Thoora.com tracks news from tens of thousands of traditional (legacy) news sources. It then ranks them according to their popularity via mentions on blogs, blog commentary and Twitter mentions. So, if you go on Thoora.com what you will get are the popular stories. Stories that people like you and me, our neighbours, co-workers and family find important and interesting.
For example, the terrible tragedy in Haiti has been front and center on news sources such as CNN and the Toronto Star. However, do we and the general web-savvy public feel the same way? I challenge you to check Thoora.com and see where Haiti ranks. I challenge you to find it on the front page.
To rank stories, Thoora uses a variety of methods including fetching, filtering, discovering, classification, content cleaning and indexing.
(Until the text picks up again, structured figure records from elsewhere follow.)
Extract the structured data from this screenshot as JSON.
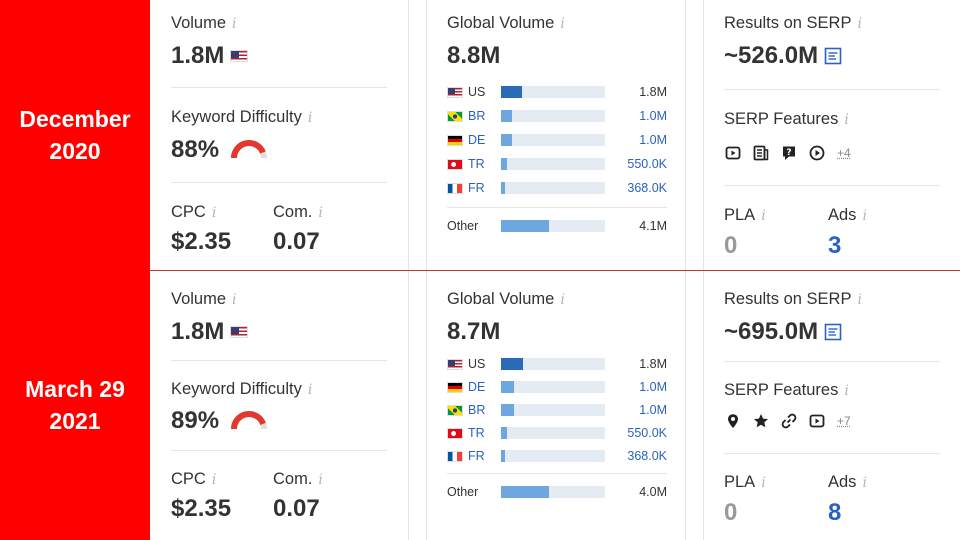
{
  "info_glyph": "i",
  "colors": {
    "date_bg": "#ff0000",
    "bar_dark": "#2a6bb7",
    "bar_light": "#6ea6e0",
    "link_blue": "#2962c4",
    "kd_red": "#e2382f"
  },
  "rows": [
    {
      "date": "December\n2020",
      "volume": {
        "label": "Volume",
        "value": "1.8M",
        "flag": "us-flag-icon"
      },
      "kd": {
        "label": "Keyword Difficulty",
        "value": "88%",
        "percent": 88
      },
      "cpc": {
        "label": "CPC",
        "value": "$2.35"
      },
      "com": {
        "label": "Com.",
        "value": "0.07"
      },
      "global": {
        "label": "Global Volume",
        "value": "8.8M",
        "countries": [
          {
            "code": "US",
            "flag": "us",
            "value": "1.8M",
            "share": 0.2,
            "highlight": false
          },
          {
            "code": "BR",
            "flag": "br",
            "value": "1.0M",
            "share": 0.11,
            "highlight": true
          },
          {
            "code": "DE",
            "flag": "de",
            "value": "1.0M",
            "share": 0.11,
            "highlight": true
          },
          {
            "code": "TR",
            "flag": "tr",
            "value": "550.0K",
            "share": 0.06,
            "highlight": true
          },
          {
            "code": "FR",
            "flag": "fr",
            "value": "368.0K",
            "share": 0.04,
            "highlight": true
          }
        ],
        "other": {
          "label": "Other",
          "value": "4.1M",
          "share": 0.46
        }
      },
      "serp": {
        "label": "Results on SERP",
        "value": "~526.0M"
      },
      "features": {
        "label": "SERP Features",
        "icons": [
          "video-icon",
          "news-icon",
          "faq-icon",
          "play-icon"
        ],
        "more": "+4"
      },
      "pla": {
        "label": "PLA",
        "value": "0"
      },
      "ads": {
        "label": "Ads",
        "value": "3"
      }
    },
    {
      "date": "March 29\n2021",
      "volume": {
        "label": "Volume",
        "value": "1.8M",
        "flag": "us-flag-icon"
      },
      "kd": {
        "label": "Keyword Difficulty",
        "value": "89%",
        "percent": 89
      },
      "cpc": {
        "label": "CPC",
        "value": "$2.35"
      },
      "com": {
        "label": "Com.",
        "value": "0.07"
      },
      "global": {
        "label": "Global Volume",
        "value": "8.7M",
        "countries": [
          {
            "code": "US",
            "flag": "us",
            "value": "1.8M",
            "share": 0.21,
            "highlight": false
          },
          {
            "code": "DE",
            "flag": "de",
            "value": "1.0M",
            "share": 0.12,
            "highlight": true
          },
          {
            "code": "BR",
            "flag": "br",
            "value": "1.0M",
            "share": 0.12,
            "highlight": true
          },
          {
            "code": "TR",
            "flag": "tr",
            "value": "550.0K",
            "share": 0.06,
            "highlight": true
          },
          {
            "code": "FR",
            "flag": "fr",
            "value": "368.0K",
            "share": 0.04,
            "highlight": true
          }
        ],
        "other": {
          "label": "Other",
          "value": "4.0M",
          "share": 0.46
        }
      },
      "serp": {
        "label": "Results on SERP",
        "value": "~695.0M"
      },
      "features": {
        "label": "SERP Features",
        "icons": [
          "pin-icon",
          "star-icon",
          "link-icon",
          "video-icon"
        ],
        "more": "+7"
      },
      "pla": {
        "label": "PLA",
        "value": "0"
      },
      "ads": {
        "label": "Ads",
        "value": "8"
      }
    }
  ]
}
Chul was asked many questions during his presentation’s Q&A. One question, which he is always asked, is what is Thoora’s monetization plan. According to Chul thee are a couple of options (not including embedded advertising).
The first is a business-to-consumer model. Chul floated the idea that Thoora could customize and deliver news on a subscription basis. The second would be a potential business-to-business concept. This would entail a company purchasing data from Thoora to determine the popularity of their own news items.
Imagine. Thoora actually “saving” legacy media businesses by helping them focus and report on popular news stories instead of what their editorial board wanted. Food for thought.